Publication year - 2002
Publication title -
acta anaesthesiologica scandinavica
Language(s) - English
Resource type - Journals
SCImago Journal Rank - 0.738
H-Index - 107
eISSN - 1399-6576
pISSN - 0001-5172
DOI - 10.1034/j.1399-6576.2002.t01-1-460310.x
Subject(s) - cardiopulmonary bypass , medicine , anesthesia , cerebral blood flow , blood pressure , transcranial doppler , blood flow , middle cerebral artery , mean arterial pressure , cardiology , heart rate , ischemia
Background: Cerebral blood flow is less dependent on arterial blood pressure during hypothermic cardiopulmonary bypass (CPB) compared to warm CPB. Fast rewarming has a more pronounced effect on cognitive performance in the elderly and causes an increased arterio‐jugular oxygen content difference.
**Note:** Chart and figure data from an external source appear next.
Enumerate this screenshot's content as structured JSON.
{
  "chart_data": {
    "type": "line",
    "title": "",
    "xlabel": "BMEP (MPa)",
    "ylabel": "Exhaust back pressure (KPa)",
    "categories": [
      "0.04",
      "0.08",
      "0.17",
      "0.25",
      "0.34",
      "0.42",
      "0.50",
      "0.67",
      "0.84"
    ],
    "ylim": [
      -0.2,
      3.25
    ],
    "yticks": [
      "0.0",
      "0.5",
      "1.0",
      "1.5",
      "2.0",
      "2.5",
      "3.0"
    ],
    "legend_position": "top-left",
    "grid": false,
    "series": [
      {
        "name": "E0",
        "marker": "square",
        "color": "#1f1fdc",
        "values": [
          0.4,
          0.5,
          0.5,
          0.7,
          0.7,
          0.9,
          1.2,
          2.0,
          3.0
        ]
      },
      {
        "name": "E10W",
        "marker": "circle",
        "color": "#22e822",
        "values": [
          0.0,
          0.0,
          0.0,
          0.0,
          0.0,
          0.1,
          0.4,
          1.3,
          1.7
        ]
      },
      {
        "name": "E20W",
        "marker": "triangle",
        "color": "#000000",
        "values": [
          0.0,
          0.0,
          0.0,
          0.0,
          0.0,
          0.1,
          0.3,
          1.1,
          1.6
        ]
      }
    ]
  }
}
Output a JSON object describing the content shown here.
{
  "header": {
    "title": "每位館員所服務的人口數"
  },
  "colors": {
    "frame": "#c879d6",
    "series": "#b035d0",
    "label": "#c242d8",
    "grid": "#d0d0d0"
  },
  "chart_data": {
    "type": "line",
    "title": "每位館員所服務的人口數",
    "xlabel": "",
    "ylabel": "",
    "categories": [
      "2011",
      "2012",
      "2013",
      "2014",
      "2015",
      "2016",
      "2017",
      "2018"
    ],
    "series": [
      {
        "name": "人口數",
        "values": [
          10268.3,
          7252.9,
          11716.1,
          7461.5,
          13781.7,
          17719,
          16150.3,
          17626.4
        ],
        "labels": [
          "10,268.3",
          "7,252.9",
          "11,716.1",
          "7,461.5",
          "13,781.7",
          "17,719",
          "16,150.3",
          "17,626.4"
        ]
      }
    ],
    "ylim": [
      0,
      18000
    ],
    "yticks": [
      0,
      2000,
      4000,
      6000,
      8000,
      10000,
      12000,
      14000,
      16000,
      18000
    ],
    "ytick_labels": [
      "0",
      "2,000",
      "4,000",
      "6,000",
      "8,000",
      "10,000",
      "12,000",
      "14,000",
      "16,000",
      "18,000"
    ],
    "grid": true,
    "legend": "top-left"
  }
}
We studied the effect of rewarming and rewarming speed on cerebral pressure–flow relation in adult patients undergoing elective coronary artery bypass surgery with mild hypothermic CPB. Methods: Fifty patients were randomly assigned to either a slow rewarming strategy (0.24 °C/min) or a fast rewarming strategy (0.5 °C/min). Cerebral pressure–flow relation was assessed by a transcranial Doppler derived index for cerebral pressure–flow relation (Pressure–flow Index, PFI). The effect of rewarming speed on cerebral pressure–flow relation was assessed by comparing the absolute PFI value after rewarming between the two treatment groups. Results The mean PFI decreased significantly from 0.73 (standard deviation: 0.28) before rewarming to 0.54 (0.35) after rewarming in the slow rewarming group and from 0.63 (0.29) to 0.48 (0.30) in the fast rewarming group. Absolute PFI after rewarming was not significantly different (mean PFI difference = 0.06; 95% CI = − 0.13; 0.26) between both rewarming strategies. Conclusion: Rewarming from mild hypothermic CPB might result in pressure‐dependent cerebral blood flow velocity but rewarming speed did not aggravate the effect of rewarming on pressure–flow dependency.